Por lo demás, Vautrin quedó muy pronto restablecido para que Bianchon no
tuviese la seguridad de que se había tramado algún complot contra el alegre
bromista de la pensión. Cuando Rastignac volvió, Vautrin se hallaba ya de pie
al lado de la estufa del comedor. Atraídos antes que de costumbre por la
noticia del duelo de Taillefer, los pensionistas curiosos por conocer los
detalles del hecho y la influencia que había de tener en el destino de
Victorina, se hallaban reunidos todos, menos papá Goriot, y comentaban la
aventura.

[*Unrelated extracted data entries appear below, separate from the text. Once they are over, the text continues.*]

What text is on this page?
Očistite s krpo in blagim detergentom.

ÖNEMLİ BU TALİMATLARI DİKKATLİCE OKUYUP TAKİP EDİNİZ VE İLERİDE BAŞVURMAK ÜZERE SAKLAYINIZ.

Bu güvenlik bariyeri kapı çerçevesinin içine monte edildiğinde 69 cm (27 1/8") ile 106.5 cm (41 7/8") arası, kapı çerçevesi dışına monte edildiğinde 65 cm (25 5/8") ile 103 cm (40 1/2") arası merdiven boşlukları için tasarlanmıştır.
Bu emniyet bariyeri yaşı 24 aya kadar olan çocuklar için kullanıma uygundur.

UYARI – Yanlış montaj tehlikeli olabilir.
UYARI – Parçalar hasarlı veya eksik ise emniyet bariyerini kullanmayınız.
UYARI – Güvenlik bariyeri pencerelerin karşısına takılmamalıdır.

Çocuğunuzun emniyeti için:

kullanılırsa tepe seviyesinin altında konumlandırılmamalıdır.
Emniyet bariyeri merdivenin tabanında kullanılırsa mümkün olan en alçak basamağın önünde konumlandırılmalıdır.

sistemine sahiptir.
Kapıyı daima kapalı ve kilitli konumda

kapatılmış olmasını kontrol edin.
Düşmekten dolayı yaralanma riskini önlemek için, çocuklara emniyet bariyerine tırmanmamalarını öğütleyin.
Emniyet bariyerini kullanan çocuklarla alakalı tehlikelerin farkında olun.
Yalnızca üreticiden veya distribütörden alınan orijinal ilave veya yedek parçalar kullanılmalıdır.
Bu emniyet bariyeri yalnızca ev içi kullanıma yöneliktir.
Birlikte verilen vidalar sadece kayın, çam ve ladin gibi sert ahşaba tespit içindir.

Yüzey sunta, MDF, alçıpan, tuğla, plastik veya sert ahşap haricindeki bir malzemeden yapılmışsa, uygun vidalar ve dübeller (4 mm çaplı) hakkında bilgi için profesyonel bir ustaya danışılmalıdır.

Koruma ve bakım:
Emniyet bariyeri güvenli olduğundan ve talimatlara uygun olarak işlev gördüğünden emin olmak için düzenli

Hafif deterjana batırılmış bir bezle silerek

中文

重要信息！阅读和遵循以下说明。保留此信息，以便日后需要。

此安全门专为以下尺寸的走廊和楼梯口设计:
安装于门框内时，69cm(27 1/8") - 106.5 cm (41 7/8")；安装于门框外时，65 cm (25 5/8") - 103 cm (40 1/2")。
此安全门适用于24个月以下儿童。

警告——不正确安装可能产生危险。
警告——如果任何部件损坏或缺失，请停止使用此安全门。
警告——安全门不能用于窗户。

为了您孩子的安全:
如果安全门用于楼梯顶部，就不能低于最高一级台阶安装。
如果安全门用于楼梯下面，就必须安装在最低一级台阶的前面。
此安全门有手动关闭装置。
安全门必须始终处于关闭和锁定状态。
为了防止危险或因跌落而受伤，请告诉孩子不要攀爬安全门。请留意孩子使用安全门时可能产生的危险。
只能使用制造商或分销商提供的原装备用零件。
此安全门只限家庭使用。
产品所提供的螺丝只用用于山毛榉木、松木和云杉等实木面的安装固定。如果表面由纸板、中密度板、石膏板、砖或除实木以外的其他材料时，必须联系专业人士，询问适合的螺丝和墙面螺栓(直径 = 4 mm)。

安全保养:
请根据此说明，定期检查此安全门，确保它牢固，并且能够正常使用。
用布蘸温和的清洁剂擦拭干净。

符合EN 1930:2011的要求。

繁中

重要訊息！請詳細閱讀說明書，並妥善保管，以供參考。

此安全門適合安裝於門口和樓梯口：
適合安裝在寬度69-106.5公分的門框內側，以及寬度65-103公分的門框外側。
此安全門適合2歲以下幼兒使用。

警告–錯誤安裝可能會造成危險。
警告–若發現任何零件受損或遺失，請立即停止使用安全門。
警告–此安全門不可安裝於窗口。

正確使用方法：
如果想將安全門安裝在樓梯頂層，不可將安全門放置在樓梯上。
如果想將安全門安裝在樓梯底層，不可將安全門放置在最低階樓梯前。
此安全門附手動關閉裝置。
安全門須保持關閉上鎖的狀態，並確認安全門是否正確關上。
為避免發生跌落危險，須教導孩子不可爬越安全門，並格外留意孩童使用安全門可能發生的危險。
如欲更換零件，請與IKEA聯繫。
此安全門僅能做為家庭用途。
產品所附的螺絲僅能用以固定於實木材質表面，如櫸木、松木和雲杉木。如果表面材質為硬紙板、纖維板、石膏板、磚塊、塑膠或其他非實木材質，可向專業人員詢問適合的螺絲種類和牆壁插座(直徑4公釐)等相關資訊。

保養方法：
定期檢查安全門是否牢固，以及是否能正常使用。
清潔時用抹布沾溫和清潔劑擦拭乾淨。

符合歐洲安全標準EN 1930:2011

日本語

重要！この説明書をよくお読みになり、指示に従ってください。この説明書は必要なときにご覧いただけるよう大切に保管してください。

Cuando Eugenio entró, sus ojos se encontraron con los del
imperturbable Vautrin, cuyas miradas penetraron de tal modo en su corazón que
lo hicieron temblar.
-Hijo mío -le dijo el forzado
evadido-, la Ñata tardará en
vencerme. Según estas señoras, he soportado victoriosamente una apoplejía que
hubiera podido matar a un buey.
-¡Hombre, ya podría decir
usted que a un toro! -exclamó la señora Vauquer.
-¿Le disguta acaso
encontrarme vivo? -dijo Vautrin al oído de Rastignac, cuyos pensamientos creyó
adivinar-. Ese proceder sería propio de un mal hombre.
-¡Caramba! -dijo
Bianchon-. La señorita Muchonneau hablaba ayer de un señor Burla-la-Muerte, y
ese nombre le sentaría a usted perfectamente.
Esta palabra produjo el
efecto de un mazazo en Vautrin, que palideció y vaciló, y su mirada magnética
cayó como un rayo sobre la señorita Michonneau, la que sintió que se le
aflojaban las piernas. La solterona se dejó caer sobre una silla. Poiret se
apresuró a interponerse entre Vautrin y ella al verla en peligro, tan ferozmente
significativa se había vuelto la cara del forzado al abandonar la benigna
máscara con que ocultaba su verdadero modo de ser. Sin comprender aun nada de
aquel drama, todos los pensionistas guardaron silencio. En ese momento se
oyeron los pasos de varios hombres en la calle y el ruido de algunos fusiles
contra la acera. En el instante en que Collin buscaba maquinalmente una salida
mirando las paredes y ventanas, cuatro hombres se presentaron en la puerta del
comedor. El primero era el jefe de policía, y los otros tres oficiales de paz.
-¡En nombre de la ley y
del rey! -dijo uno de los oficiales, cuyas palabras quedaron ahogadas por un
murmullo de asombro.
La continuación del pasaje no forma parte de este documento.